Are wind turbines bad for our health?

IT’S as inevitable as death and taxes – we are going to have more wind farms as the Government strives to meet renewable energy targets.

Energy Minister Eamon Ryan recently said Ireland is on target to generate 40% of electricity from renewable sources, with wind being pivotal, by 2020. That is optimistic and we will be among the best in Europe if we hit that target.

There are signs of opposition to such developments, with communities raising health and safety issues and the visual intrusion of ‘out of place’ turbines on scenic, elevated landscapes. We’ve heard visitors complaining about turbines on the hills of Cork and Kerry. There’s no shortage of them on the mountains that divide the counties, and in north Kerry, especially. There are 150 wind farms in the Republic. Donegal tops the list with 29, followed by Cork, 17, and Kerry, 14.

A key issue is the distance turbines should be kept from houses, schools, and other buildings of public resort, with calls for strict guidelines. There have been protests in Co Donegal, where wind-energy production is expected to reach 690MW in ten years. Local objectors claim that every hilltop in Donegal will be covered in wind turbines, and the attendant pylons and high voltage power lines will destroy the landscape and endanger health.

The feeling is that turbines have been allowed too close to where people live, work and do business. A group of people in west Clare have started a campaign to increase the distance between their homes and large wind farms.

They have sent a petition with more than 350 signatures to Clare County Council, asking that the set-back distance between homes and wind turbines be increased from 400 metres to at least 1,000 metres, for safety reasons and to protect property.

While not opposed to wind farms, the residents feel turbines should be set back two kilometres, in line with international best practice. Their view is that 400 metres is inadequate, and a distance established at a time when turbines were much smaller than they are today.

“At present, there are also no national or local guidelines regarding density of wind turbines. In the rush to generate sustainable energy, planners are allowing multiple wind farms, which will have an enormous cumulative effect on local residents,” the west Clare group, including people from the Coore and Miltown Malbay areas, said in a statement.

As wind farms get bigger, they are being viewed more as large-scale industrial developments not suitable for populated, rural areas.

Up against both national and EU energy policies, which are strongly pro-wind power, people in quite isolated areas are finding it difficult to make their voices heard.

Landing a wind farm on top of a community that hitherto had only the noise of bleating sheep and barking dogs to contend with can lead to disruption.
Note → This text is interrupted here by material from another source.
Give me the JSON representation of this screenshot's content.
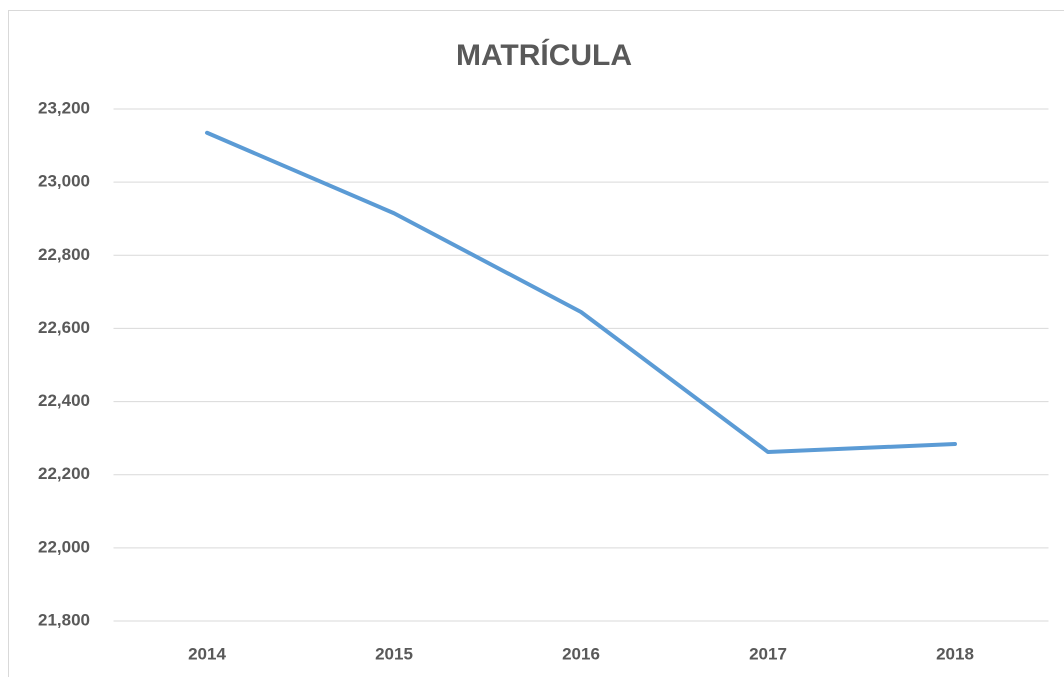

Residents are faced with the combined effect of noise, increased traffic on bad roads, pylons, possible contamination of ground water, property devaluation and even landslides.
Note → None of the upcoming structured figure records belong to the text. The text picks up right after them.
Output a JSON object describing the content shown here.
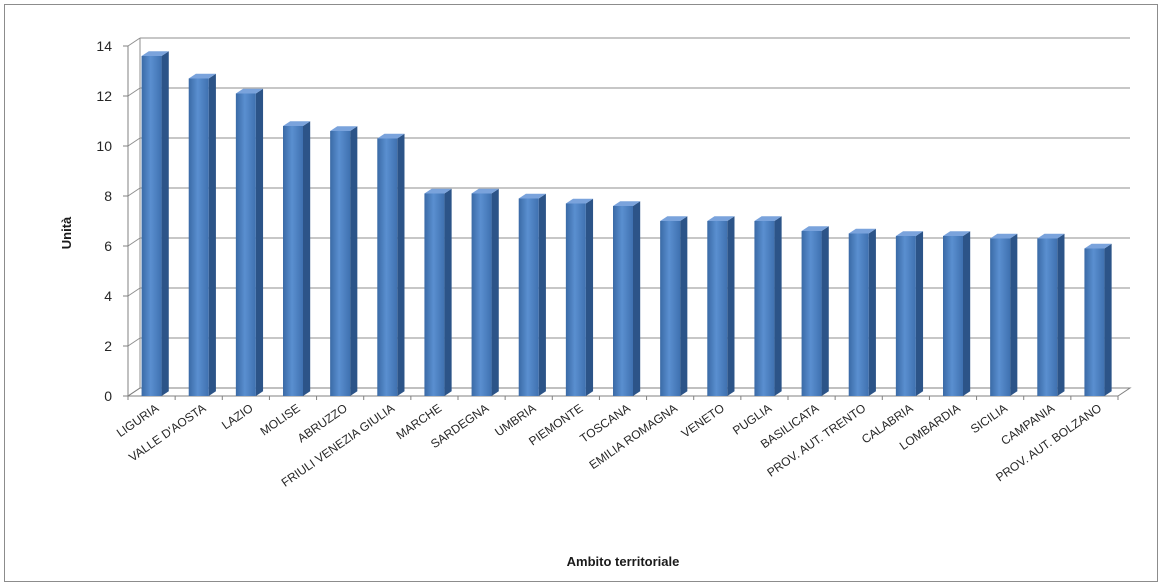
{
  "chart_data": {
    "type": "bar",
    "title": "",
    "xlabel": "Ambito territoriale",
    "ylabel": "Unità",
    "ylim": [
      0,
      14
    ],
    "yticks": [
      0,
      2,
      4,
      6,
      8,
      10,
      12,
      14
    ],
    "grid": true,
    "legend": "none",
    "bar_color": "#4a7ebf",
    "categories": [
      "LIGURIA",
      "VALLE D'AOSTA",
      "LAZIO",
      "MOLISE",
      "ABRUZZO",
      "FRIULI VENEZIA GIULIA",
      "MARCHE",
      "SARDEGNA",
      "UMBRIA",
      "PIEMONTE",
      "TOSCANA",
      "EMILIA ROMAGNA",
      "VENETO",
      "PUGLIA",
      "BASILICATA",
      "PROV. AUT. TRENTO",
      "CALABRIA",
      "LOMBARDIA",
      "SICILIA",
      "CAMPANIA",
      "PROV. AUT. BOLZANO"
    ],
    "values": [
      13.6,
      12.7,
      12.1,
      10.8,
      10.6,
      10.3,
      8.1,
      8.1,
      7.9,
      7.7,
      7.6,
      7.0,
      7.0,
      7.0,
      6.6,
      6.5,
      6.4,
      6.4,
      6.3,
      6.3,
      5.9
    ]
  }
}
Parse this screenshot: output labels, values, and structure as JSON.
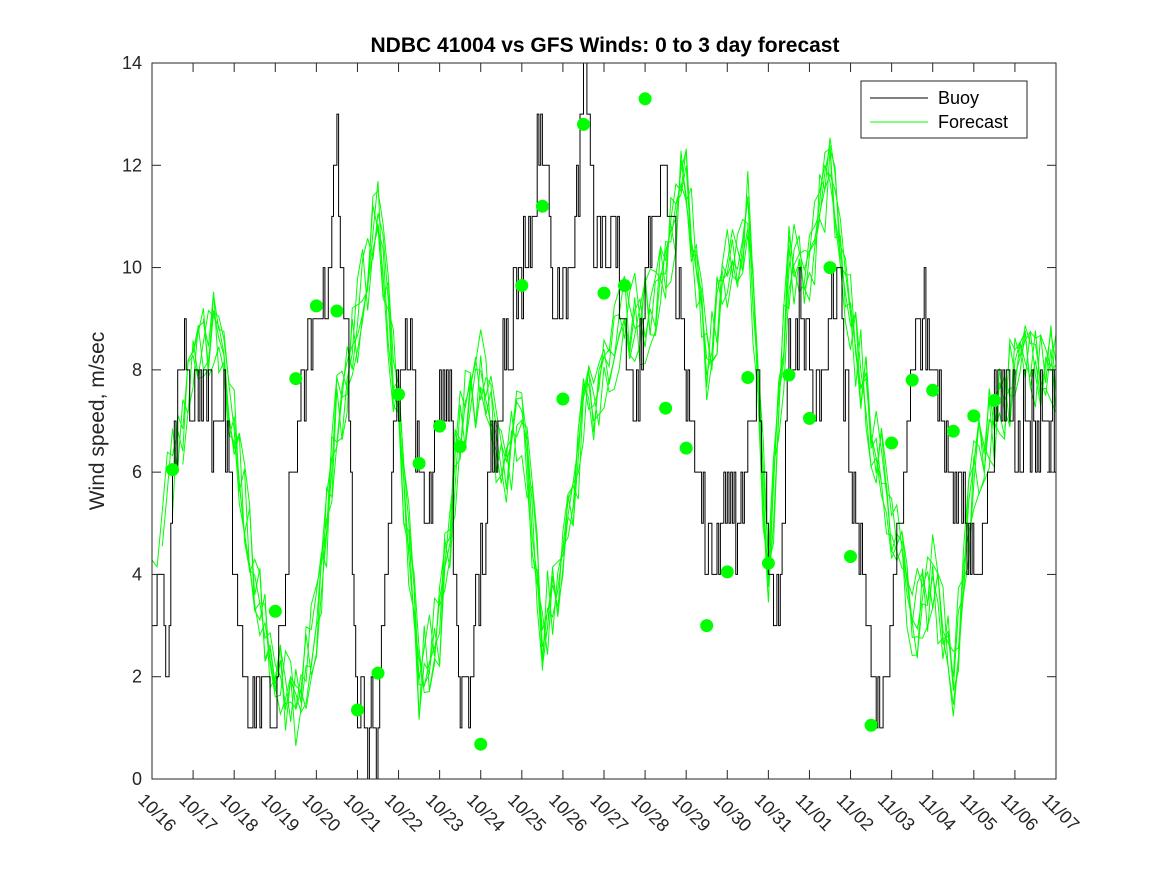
{
  "chart_data": {
    "type": "line",
    "title": "NDBC 41004 vs GFS Winds: 0 to 3 day forecast",
    "xlabel": "",
    "ylabel": "Wind speed, m/sec",
    "ylim": [
      0,
      14
    ],
    "xlim": [
      "10/16",
      "11/07"
    ],
    "x_ticks": [
      "10/16",
      "10/17",
      "10/18",
      "10/19",
      "10/20",
      "10/21",
      "10/22",
      "10/23",
      "10/24",
      "10/25",
      "10/26",
      "10/27",
      "10/28",
      "10/29",
      "10/30",
      "10/31",
      "11/01",
      "11/02",
      "11/03",
      "11/04",
      "11/05",
      "11/06",
      "11/07"
    ],
    "y_ticks": [
      0,
      2,
      4,
      6,
      8,
      10,
      12,
      14
    ],
    "grid": false,
    "legend": {
      "placement": "top-right",
      "entries": [
        "Buoy",
        "Forecast"
      ]
    },
    "colors": {
      "buoy": "#000000",
      "forecast": "#00ff00",
      "axes": "#262626"
    },
    "series": [
      {
        "name": "Buoy",
        "style": "black stair-step line",
        "x_day_offsets": [
          0.0,
          0.25,
          0.35,
          0.5,
          0.75,
          1.0,
          1.25,
          1.5,
          1.75,
          2.0,
          2.25,
          2.5,
          2.75,
          3.0,
          3.25,
          3.5,
          3.75,
          4.0,
          4.25,
          4.5,
          4.75,
          5.0,
          5.25,
          5.5,
          5.75,
          6.0,
          6.25,
          6.5,
          6.75,
          7.0,
          7.25,
          7.5,
          7.75,
          8.0,
          8.25,
          8.5,
          8.75,
          9.0,
          9.25,
          9.5,
          9.75,
          10.0,
          10.25,
          10.5,
          10.75,
          11.0,
          11.25,
          11.5,
          11.75,
          12.0,
          12.25,
          12.5,
          12.75,
          13.0,
          13.25,
          13.5,
          13.75,
          14.0,
          14.25,
          14.5,
          14.75,
          15.0,
          15.25,
          15.5,
          15.75,
          16.0,
          16.25,
          16.5,
          16.75,
          17.0,
          17.25,
          17.5,
          17.75,
          18.0,
          18.25,
          18.5,
          18.75,
          19.0,
          19.25,
          19.5,
          19.75,
          20.0,
          20.25,
          20.5,
          20.75,
          21.0
        ],
        "values": [
          3,
          4,
          2,
          6,
          9,
          7,
          8,
          7,
          7,
          4,
          2,
          1,
          2,
          1,
          4,
          7,
          8,
          9,
          10,
          12,
          8,
          2,
          1,
          1,
          5,
          8,
          9,
          6,
          5,
          8,
          7,
          1,
          2,
          4,
          6,
          8,
          9,
          10,
          11,
          13,
          9,
          10,
          10,
          14,
          11,
          10,
          11,
          8,
          7,
          10,
          11,
          12,
          10,
          8,
          6,
          5,
          4,
          6,
          5,
          6,
          8,
          4,
          3,
          8,
          9,
          8,
          7,
          10,
          9,
          6,
          4,
          2,
          1,
          3,
          6,
          8,
          9,
          8,
          7,
          6,
          5,
          4,
          5,
          7,
          8,
          7
        ]
      },
      {
        "name": "Forecast",
        "style": "several green lines from successive forecast cycles",
        "x_day_offsets": [
          0.0,
          0.5,
          1.0,
          1.5,
          2.0,
          2.5,
          3.0,
          3.5,
          4.0,
          4.5,
          5.0,
          5.5,
          6.0,
          6.5,
          7.0,
          7.5,
          8.0,
          8.5,
          9.0,
          9.5,
          10.0,
          10.5,
          11.0,
          11.5,
          12.0,
          12.5,
          13.0,
          13.5,
          14.0,
          14.5,
          15.0,
          15.5,
          16.0,
          16.5,
          17.0,
          17.5,
          18.0,
          18.5,
          19.0,
          19.5,
          20.0,
          20.5,
          21.0
        ],
        "values": [
          4,
          6,
          8,
          9,
          7,
          4,
          2,
          1.5,
          3,
          7,
          9,
          11,
          7,
          2,
          3,
          7,
          8,
          6,
          7,
          3,
          4,
          7,
          8,
          9,
          9,
          10,
          12,
          8,
          10,
          11,
          4,
          10,
          10,
          12,
          9,
          7,
          5,
          3,
          4,
          2,
          6,
          7,
          8
        ]
      },
      {
        "name": "",
        "style": "green filled dots (forecast initial values)",
        "x_day_offsets": [
          0.5,
          3.0,
          3.5,
          4.0,
          4.5,
          5.0,
          5.5,
          6.0,
          6.5,
          7.0,
          7.5,
          8.0,
          9.0,
          9.5,
          10.0,
          10.5,
          11.0,
          11.5,
          12.0,
          12.5,
          13.0,
          13.5,
          14.0,
          14.5,
          15.0,
          15.5,
          16.0,
          16.5,
          17.0,
          17.5,
          18.0,
          18.5,
          19.0,
          19.5,
          20.0,
          20.5
        ],
        "values": [
          6.05,
          3.28,
          7.83,
          9.25,
          9.15,
          1.35,
          2.07,
          7.52,
          6.17,
          6.9,
          6.5,
          0.68,
          9.65,
          11.2,
          7.43,
          12.8,
          9.5,
          9.65,
          13.3,
          7.25,
          6.47,
          3.0,
          4.05,
          7.85,
          4.22,
          7.9,
          7.05,
          10.0,
          4.35,
          1.05,
          6.57,
          7.8,
          7.6,
          6.8,
          7.1,
          7.4
        ]
      }
    ]
  }
}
In countries such as Canada, some wind-turbine manufacturers tell operators and technicians to stay at least 1,000 metres from an operating turbine for safety reasons – over three times its total height – unless absolutely necessary.

In February, 2008, a 10-year-old turbine with a total height of less than 70 metres broke apart in a storm. Large pieces of the blades flew as far as 500 metres.
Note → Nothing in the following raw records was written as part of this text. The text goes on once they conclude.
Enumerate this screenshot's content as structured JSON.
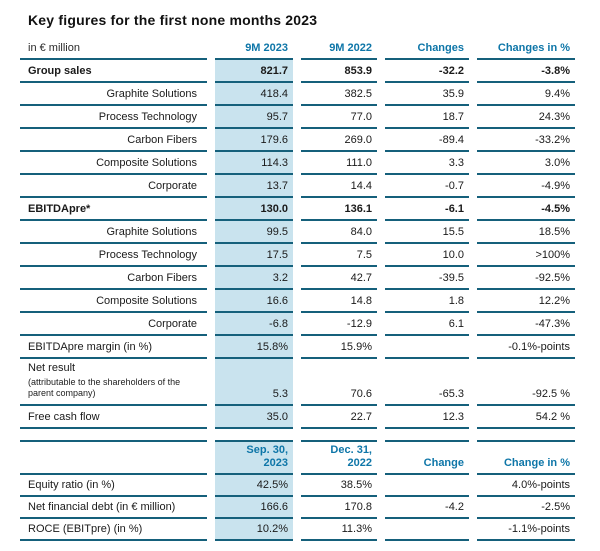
{
  "title": "Key figures for the first none months 2023",
  "colors": {
    "accent_blue": "#0e76a8",
    "rule_teal": "#15607b",
    "highlight_blue": "#c9e3ee"
  },
  "table1": {
    "unit_label": "in € million",
    "headers": [
      "9M 2023",
      "9M 2022",
      "Changes",
      "Changes in %"
    ],
    "rows": [
      {
        "label": "Group sales",
        "style": "bold",
        "values": [
          "821.7",
          "853.9",
          "-32.2",
          "-3.8%"
        ]
      },
      {
        "label": "Graphite Solutions",
        "style": "sub",
        "values": [
          "418.4",
          "382.5",
          "35.9",
          "9.4%"
        ]
      },
      {
        "label": "Process Technology",
        "style": "sub",
        "values": [
          "95.7",
          "77.0",
          "18.7",
          "24.3%"
        ]
      },
      {
        "label": "Carbon Fibers",
        "style": "sub",
        "values": [
          "179.6",
          "269.0",
          "-89.4",
          "-33.2%"
        ]
      },
      {
        "label": "Composite Solutions",
        "style": "sub",
        "values": [
          "114.3",
          "111.0",
          "3.3",
          "3.0%"
        ]
      },
      {
        "label": "Corporate",
        "style": "sub",
        "values": [
          "13.7",
          "14.4",
          "-0.7",
          "-4.9%"
        ]
      },
      {
        "label": "EBITDApre*",
        "style": "bold",
        "values": [
          "130.0",
          "136.1",
          "-6.1",
          "-4.5%"
        ]
      },
      {
        "label": "Graphite Solutions",
        "style": "sub",
        "values": [
          "99.5",
          "84.0",
          "15.5",
          "18.5%"
        ]
      },
      {
        "label": "Process Technology",
        "style": "sub",
        "values": [
          "17.5",
          "7.5",
          "10.0",
          ">100%"
        ]
      },
      {
        "label": "Carbon Fibers",
        "style": "sub",
        "values": [
          "3.2",
          "42.7",
          "-39.5",
          "-92.5%"
        ]
      },
      {
        "label": "Composite Solutions",
        "style": "sub",
        "values": [
          "16.6",
          "14.8",
          "1.8",
          "12.2%"
        ]
      },
      {
        "label": "Corporate",
        "style": "sub",
        "values": [
          "-6.8",
          "-12.9",
          "6.1",
          "-47.3%"
        ]
      },
      {
        "label": "EBITDApre margin (in %)",
        "style": "plain",
        "values": [
          "15.8%",
          "15.9%",
          "",
          "-0.1%-points"
        ]
      },
      {
        "label": "Net result",
        "sublabel": "(attributable to the shareholders of the parent company)",
        "style": "multi",
        "values": [
          "5.3",
          "70.6",
          "-65.3",
          "-92.5 %"
        ]
      },
      {
        "label": "Free cash flow",
        "style": "plain",
        "values": [
          "35.0",
          "22.7",
          "12.3",
          "54.2 %"
        ]
      }
    ]
  },
  "table2": {
    "unit_label": "",
    "headers": [
      "Sep. 30,\n2023",
      "Dec. 31,\n2022",
      "Change",
      "Change in %"
    ],
    "rows": [
      {
        "label": "Equity ratio (in %)",
        "style": "plain",
        "values": [
          "42.5%",
          "38.5%",
          "",
          "4.0%-points"
        ]
      },
      {
        "label": "Net financial debt (in € million)",
        "style": "plain",
        "values": [
          "166.6",
          "170.8",
          "-4.2",
          "-2.5%"
        ]
      },
      {
        "label": "ROCE (EBITpre) (in %)",
        "style": "plain",
        "values": [
          "10.2%",
          "11.3%",
          "",
          "-1.1%-points"
        ]
      }
    ]
  }
}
Both the French Academy of Medicine and the UK Noise Association recommend a minimum of one mile (or 1.5 km) between giant wind turbines and homes.

In a survey, Dr Amanda Harry, a British physician, found that 13 out of 14 people living near a 16-turbine installation reported an increase in headaches, and 10 reported sleep problems and anxiety. Other symptoms included migraine, nausea, dizziness, palpitations, stress, and depression.

Noise can induce dizziness and loss of balance in people with a previous history of noise-induced hearing loss, since, when people damage their hearing through too much exposure to loud noise, the balance organs in the inner ear may also be damaged.

Sleep deprivation, by the way, also causes anxiety and depression. Older people, who often sleep less soundly, are more likely to have their sleep disturbed by turbine noise, Dr Harry said.

Other studies have shown that, under certain conditions, the turbines could be heard up to two miles away.

Measurements made by a sound engineer near a more recent, 30 MW, 17-turbine installation on the Dutch-German border, found that residents living 500 metres, and more, from the turbines were reacting strongly to the noise, and residents up to 1,900 metres away expressed annoyance.

Legislation has been put before the House of Lords for a compulsory, two-kilometre setback from turbines in Britain.